Benchmarking dalam Manajemen Proses Bisnis
Pengertian Benchmarking
Benchmarking merupakan suatu teknik untuk melakukan improvement dengan melakukan perbandingan produk ataupun proses bisnis tertentu perusahaan dengan perusahaan lainnya. Berikut ini merupakan beberapa referensi awal benchmarking menurut para ahli:
- Robert C. Camp (1989) – Benchmarking: The Search for Industry Best Practices that Lead to Superior Performance. Buku ini dianggap sebagai salah satu karya klasik yang secara sistematis memperkenalkan proses benchmarking. Camp, yang saat itu bekerja di Xerox, menjelaskan bagaimana benchmarking dapat digunakan sebagai alat untuk meningkatkan kinerja bisnis dengan mengadopsi praktik terbaik dari industri.

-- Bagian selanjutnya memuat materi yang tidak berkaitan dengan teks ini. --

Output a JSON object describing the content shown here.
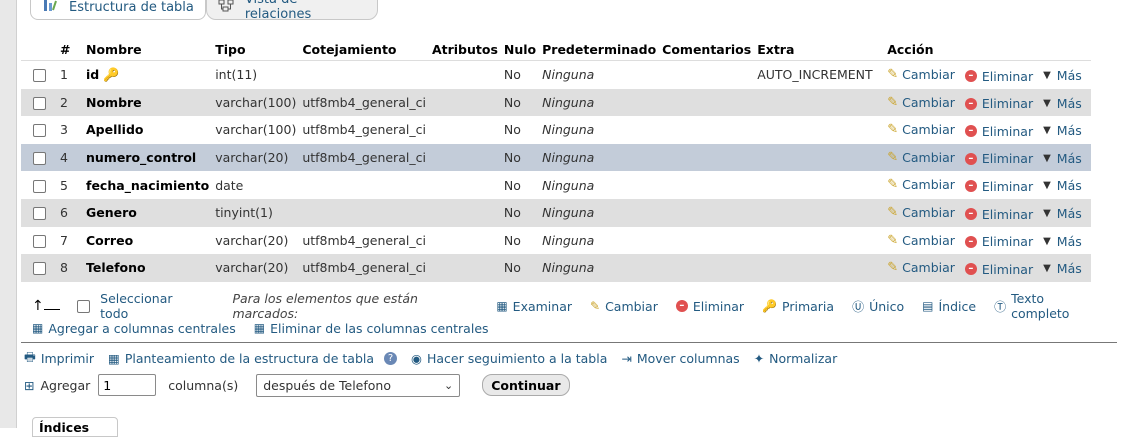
{
  "tabs": [
    {
      "label": "Estructura de tabla",
      "icon": "structure-icon"
    },
    {
      "label": "Vista de relaciones",
      "icon": "relations-icon"
    }
  ],
  "columns": [
    "#",
    "Nombre",
    "Tipo",
    "Cotejamiento",
    "Atributos",
    "Nulo",
    "Predeterminado",
    "Comentarios",
    "Extra",
    "Acción"
  ],
  "rows": [
    {
      "num": "1",
      "name": "id",
      "type": "int(11)",
      "collation": "",
      "attributes": "",
      "null": "No",
      "default": "Ninguna",
      "comments": "",
      "extra": "AUTO_INCREMENT",
      "primary_key": true
    },
    {
      "num": "2",
      "name": "Nombre",
      "type": "varchar(100)",
      "collation": "utf8mb4_general_ci",
      "attributes": "",
      "null": "No",
      "default": "Ninguna",
      "comments": "",
      "extra": ""
    },
    {
      "num": "3",
      "name": "Apellido",
      "type": "varchar(100)",
      "collation": "utf8mb4_general_ci",
      "attributes": "",
      "null": "No",
      "default": "Ninguna",
      "comments": "",
      "extra": ""
    },
    {
      "num": "4",
      "name": "numero_control",
      "type": "varchar(20)",
      "collation": "utf8mb4_general_ci",
      "attributes": "",
      "null": "No",
      "default": "Ninguna",
      "comments": "",
      "extra": ""
    },
    {
      "num": "5",
      "name": "fecha_nacimiento",
      "type": "date",
      "collation": "",
      "attributes": "",
      "null": "No",
      "default": "Ninguna",
      "comments": "",
      "extra": ""
    },
    {
      "num": "6",
      "name": "Genero",
      "type": "tinyint(1)",
      "collation": "",
      "attributes": "",
      "null": "No",
      "default": "Ninguna",
      "comments": "",
      "extra": ""
    },
    {
      "num": "7",
      "name": "Correo",
      "type": "varchar(20)",
      "collation": "utf8mb4_general_ci",
      "attributes": "",
      "null": "No",
      "default": "Ninguna",
      "comments": "",
      "extra": ""
    },
    {
      "num": "8",
      "name": "Telefono",
      "type": "varchar(20)",
      "collation": "utf8mb4_general_ci",
      "attributes": "",
      "null": "No",
      "default": "Ninguna",
      "comments": "",
      "extra": ""
    }
  ],
  "row_actions": {
    "change": "Cambiar",
    "drop": "Eliminar",
    "more": "Más"
  },
  "bulk": {
    "select_all": "Seleccionar todo",
    "with_selected": "Para los elementos que están marcados:",
    "browse": "Examinar",
    "change": "Cambiar",
    "drop": "Eliminar",
    "primary": "Primaria",
    "unique": "Único",
    "index": "Índice",
    "fulltext": "Texto completo",
    "add_central": "Agregar a columnas centrales",
    "remove_central": "Eliminar de las columnas centrales"
  },
  "tools": {
    "print": "Imprimir",
    "propose": "Planteamiento de la estructura de tabla",
    "track": "Hacer seguimiento a la tabla",
    "move": "Mover columnas",
    "normalize": "Normalizar"
  },
  "add": {
    "label": "Agregar",
    "count": "1",
    "unit": "columna(s)",
    "position": "después de Telefono",
    "submit": "Continuar"
  },
  "indexes_tab": "Índices"
}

- David Kearns (1984) – Xerox and the Benchmarking Concept. Sebagai CEO Xerox saat itu, Kearns mulai memperkenalkan konsep benchmarking sebagai strategi utama perusahaan dalam meningkatkan daya saing. Konsep ini kemudian diadopsi secara luas dalam berbagai laporan internal dan publikasi industri.
- M. J. Spendolini (1992) – The Benchmarking Book. Buku ini memberikan panduan praktis bagi organisasi dalam menerapkan benchmarking untuk meningkatkan kualitas dan produktivitas. Spendolini menguraikan tahapan benchmarking secara sistematis, sehingga dapat diadaptasi oleh berbagai jenis organisasi.
Benchmarking dalam konteks Business Process Management (BPM) merupakan istilah kolektif yang mencakup berbagai pendekatan untuk mengevaluasi dan membandingkan desain proses bisnis yang serupa. Tujuan utama dari benchmarking adalah mengidentifikasi praktik terbaik yang dapat diterapkan dalam suatu perusahaan, sehingga memungkinkan pengambilan keputusan yang lebih tepat berdasarkan kriteria yang paling relevan bagi organisasi.Melalui benchmarking, perusahaan dapat mengidentifikasi kelemahan dalam proses bisnis yang sedang berjalan, menemukan peluang perbaikan, serta meningkatkan efisiensi dan efektivitas operasional. Dengan membandingkan proses internal dengan standar industri atau kompetitor terbaik, perusahaan dapat memperoleh wawasan mengenai strategi yang lebih optimal dan inovatif.
Sejarah Benchmarking
Benchmarking Modern: Xerox Corporation (1970-an - 1980-an)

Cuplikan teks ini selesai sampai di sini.